I do recall that Heathcliff preceded Garfield in the Sunday comic strips as a kid, so I was already aware of him when Ruby-Spears created their cartoon incarnation. I don't recall Dingbat, but I guess that must have followed after RS' initial pairing with Marmaduke, which I think is still the best because it had an awesome theme song sung by Scatman Crothers. (Let's face it, anything sung by Scatman is awesome) "The hot dog cat and the pussycat hound!"

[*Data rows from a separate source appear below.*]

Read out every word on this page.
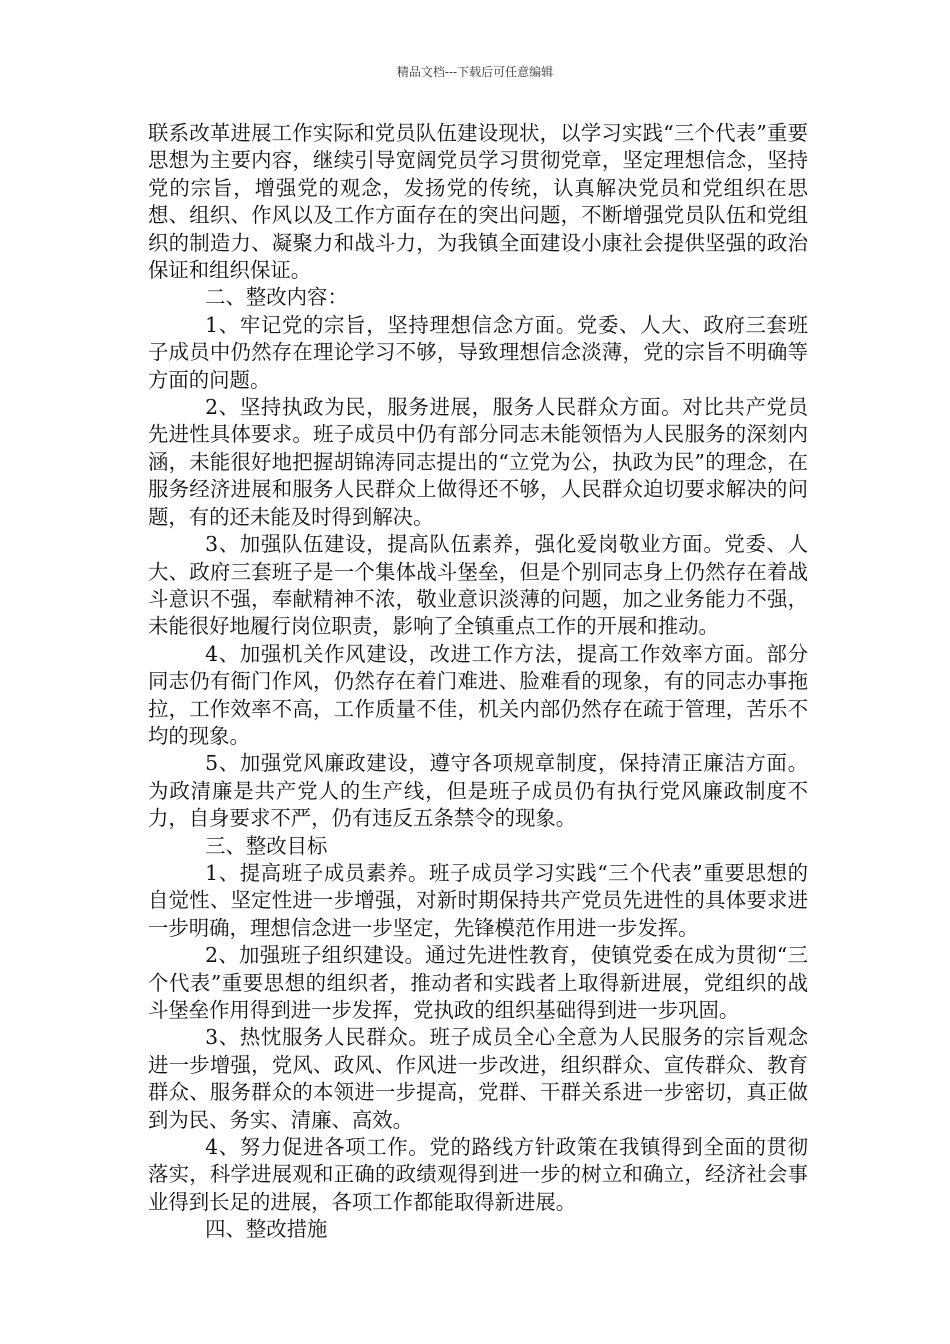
精品文档---下载后可任意编辑

联系改革进展工作实际和党员队伍建设现状，以学习实践“三个代表”重要思想为主要内容，继续引导宽阔党员学习贯彻党章，坚定理想信念，坚持党的宗旨，增强党的观念，发扬党的传统，认真解决党员和党组织在思想、组织、作风以及工作方面存在的突出问题，不断增强党员队伍和党组织的制造力、凝聚力和战斗力，为我镇全面建设小康社会提供坚强的政治保证和组织保证。

二、整改内容：

1、牢记党的宗旨，坚持理想信念方面。党委、人大、政府三套班子成员中仍然存在理论学习不够，导致理想信念淡薄，党的宗旨不明确等方面的问题。

2、坚持执政为民，服务进展，服务人民群众方面。对比共产党员先进性具体要求。班子成员中仍有部分同志未能领悟为人民服务的深刻内涵，未能很好地把握胡锦涛同志提出的“立党为公，执政为民”的理念，在服务经济进展和服务人民群众上做得还不够，人民群众迫切要求解决的问题，有的还未能及时得到解决。

3、加强队伍建设，提高队伍素养，强化爱岗敬业方面。党委、人大、政府三套班子是一个集体战斗堡垒，但是个别同志身上仍然存在着战斗意识不强，奉献精神不浓，敬业意识淡薄的问题，加之业务能力不强，未能很好地履行岗位职责，影响了全镇重点工作的开展和推动。

4、加强机关作风建设，改进工作方法，提高工作效率方面。部分同志仍有衙门作风，仍然存在着门难进、脸难看的现象，有的同志办事拖拉，工作效率不高，工作质量不佳，机关内部仍然存在疏于管理，苦乐不均的现象。

5、加强党风廉政建设，遵守各项规章制度，保持清正廉洁方面。为政清廉是共产党人的生产线，但是班子成员仍有执行党风廉政制度不力，自身要求不严，仍有违反五条禁令的现象。

三、整改目标

1、提高班子成员素养。班子成员学习实践“三个代表”重要思想的自觉性、坚定性进一步增强，对新时期保持共产党员先进性的具体要求进一步明确，理想信念进一步坚定，先锋模范作用进一步发挥。

2、加强班子组织建设。通过先进性教育，使镇党委在成为贯彻“三个代表”重要思想的组织者，推动者和实践者上取得新进展，党组织的战斗堡垒作用得到进一步发挥，党执政的组织基础得到进一步巩固。

3、热忱服务人民群众。班子成员全心全意为人民服务的宗旨观念进一步增强，党风、政风、作风进一步改进，组织群众、宣传群众、教育群众、服务群众的本领进一步提高，党群、干群关系进一步密切，真正做到为民、务实、清廉、高效。

4、努力促进各项工作。党的路线方针政策在我镇得到全面的贯彻落实，科学进展观和正确的政绩观得到进一步的树立和确立，经济社会事业得到长足的进展，各项工作都能取得新进展。

四、整改措施
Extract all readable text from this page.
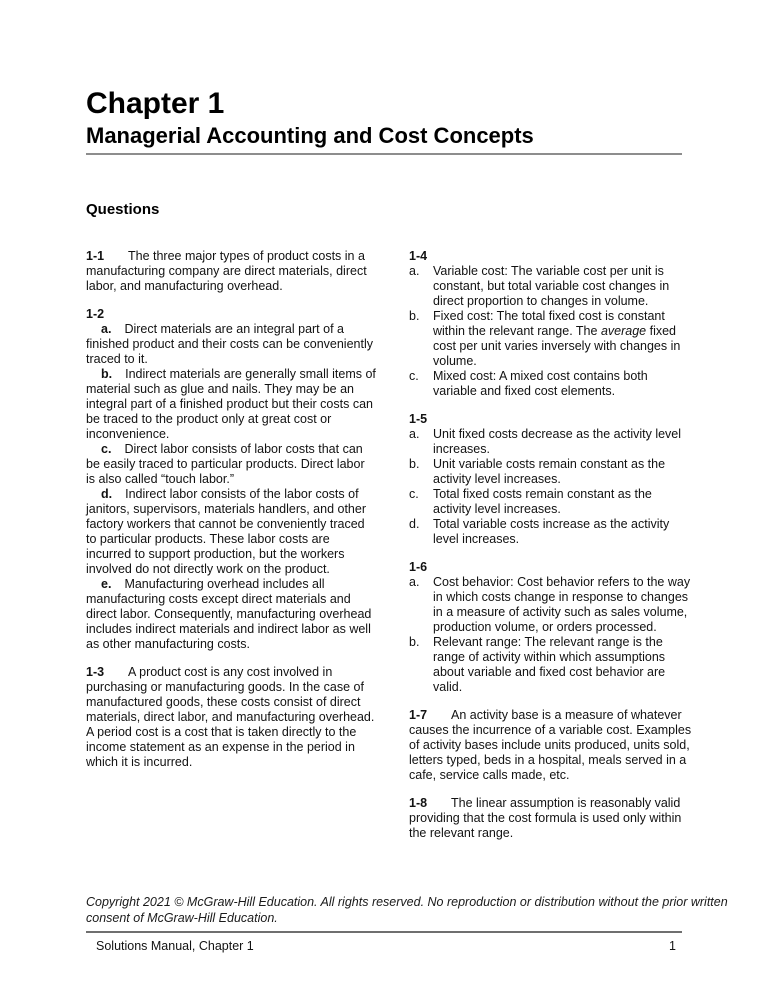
Chapter 1
Managerial Accounting and Cost Concepts
Questions

1-1 The three major types of product costs in a manufacturing company are direct materials, direct labor, and manufacturing overhead.

1-2

a. Direct materials are an integral part of a finished product and their costs can be conveniently traced to it.

b. Indirect materials are generally small items of material such as glue and nails. They may be an integral part of a finished product but their costs can be traced to the product only at great cost or inconvenience.

c. Direct labor consists of labor costs that can be easily traced to particular products. Direct labor is also called “touch labor.”

d. Indirect labor consists of the labor costs of janitors, supervisors, materials handlers, and other factory workers that cannot be conveniently traced to particular products. These labor costs are incurred to support production, but the workers involved do not directly work on the product.

e. Manufacturing overhead includes all manufacturing costs except direct materials and direct labor. Consequently, manufacturing overhead includes indirect materials and indirect labor as well as other manufacturing costs.

1-3 A product cost is any cost involved in purchasing or manufacturing goods. In the case of manufactured goods, these costs consist of direct materials, direct labor, and manufacturing overhead. A period cost is a cost that is taken directly to the income statement as an expense in the period in which it is incurred.

1-4

a.	Variable cost: The variable cost per unit is constant, but total variable cost changes in direct proportion to changes in volume.
b.	Fixed cost: The total fixed cost is constant within the relevant range. The average fixed cost per unit varies inversely with changes in volume.
c.	Mixed cost: A mixed cost contains both variable and fixed cost elements.

1-5

a.	Unit fixed costs decrease as the activity level increases.
b.	Unit variable costs remain constant as the activity level increases.
c.	Total fixed costs remain constant as the activity level increases.
d.	Total variable costs increase as the activity level increases.

1-6

a.	Cost behavior: Cost behavior refers to the way in which costs change in response to changes in a measure of activity such as sales volume, production volume, or orders processed.
b.	Relevant range: The relevant range is the range of activity within which assumptions about variable and fixed cost behavior are valid.

1-7 An activity base is a measure of whatever causes the incurrence of a variable cost. Examples of activity bases include units produced, units sold, letters typed, beds in a hospital, meals served in a cafe, service calls made, etc.

1-8 The linear assumption is reasonably valid providing that the cost formula is used only within the relevant range.

Copyright 2021 © McGraw-Hill Education. All rights reserved. No reproduction or distribution without the prior written consent of McGraw-Hill Education.

Solutions Manual, Chapter 1	1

When Heathcliff's license switched from Ruby-Spears to DIC, I feel like the franchise lost something, though I can't put my finger on it.

gog magog said...

heathcliff was sort of a knock-off garfield in most people's minds yet the actual heathcliff comic strip that gained popularity in city dailies actually predates the existence of garfield. the inventor of heathcliff, the leather jacket and sunglasses wearing tough talkin kitty, was a failed jazz musician with pretentions towards fine art (however not evidenced in his most successful creation)

I dated a girl once who told me she cut out every heathcliff strip from her parents newspaper every day when she was a kid and she had amassed thousands of them. I fell more deeply in love with her on this information, only to be instantly cast out of love again when she informed me she had eventually decided this was all folly and thrown the lot into the garbage!